Mémorias do paciente H.26 - A visita do sabiá!

Diversas foram as hipóteses que deslizaram e continuam a se escorregar pela minha mente. As pessoas que comandam este lugar seriam tolas ou simplesmente indiferentes? Por qual motivo me deixariam nesta cela com janela? Certo, eu entendo que esta é uma janela de fortaleza e que não há possibilidade de fuga, mas mesmo com todas essas barras de ferro, que se cruzam em padrões e atrapalham a visão, ainda assim há o que se ver, e mesmo que esta janela desse nos fundos de outro prédio ainda seria preferível isto a uma cela uniforme, sem nada que rompesse com estas paredes mortas.
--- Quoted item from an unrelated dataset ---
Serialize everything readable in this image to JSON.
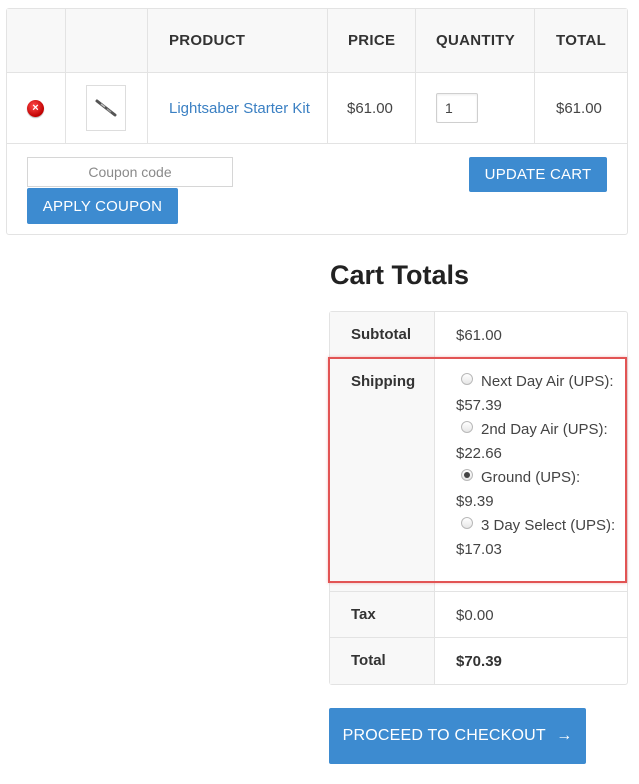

E aposto que neste lugar há inúmeras destas jaulas, celas almofadadas com tanta precisão e esmero que um espectador do lado de dentro terminaria de enlouquecer antes de encontrar as suaves depressões que indicariam onde haveria de estar a porta. No entanto, cá estou, numa masmorra privilegiada.

Mas pensando melhor...isso pode fazer parte de um plano elaborado para me levar à insanidade de forma mais acelerada, claro! Como fui tolo, agora consigo contemplar a verdade. Tudo isso foi orquestrado metodicamente. Me puseram aqui para poderem rir de minha cara, para que eu pudesse sempre enxergar a liberdade e a vida que há nesses jardins, sem jamais, alcançar toda essa graça, claro que foi isso, como fui ingênuo. Todos eles para inferno por isso, como há nesse mundo tanta gente péssima. O que Deus estaria pensando quando criou tudo isso?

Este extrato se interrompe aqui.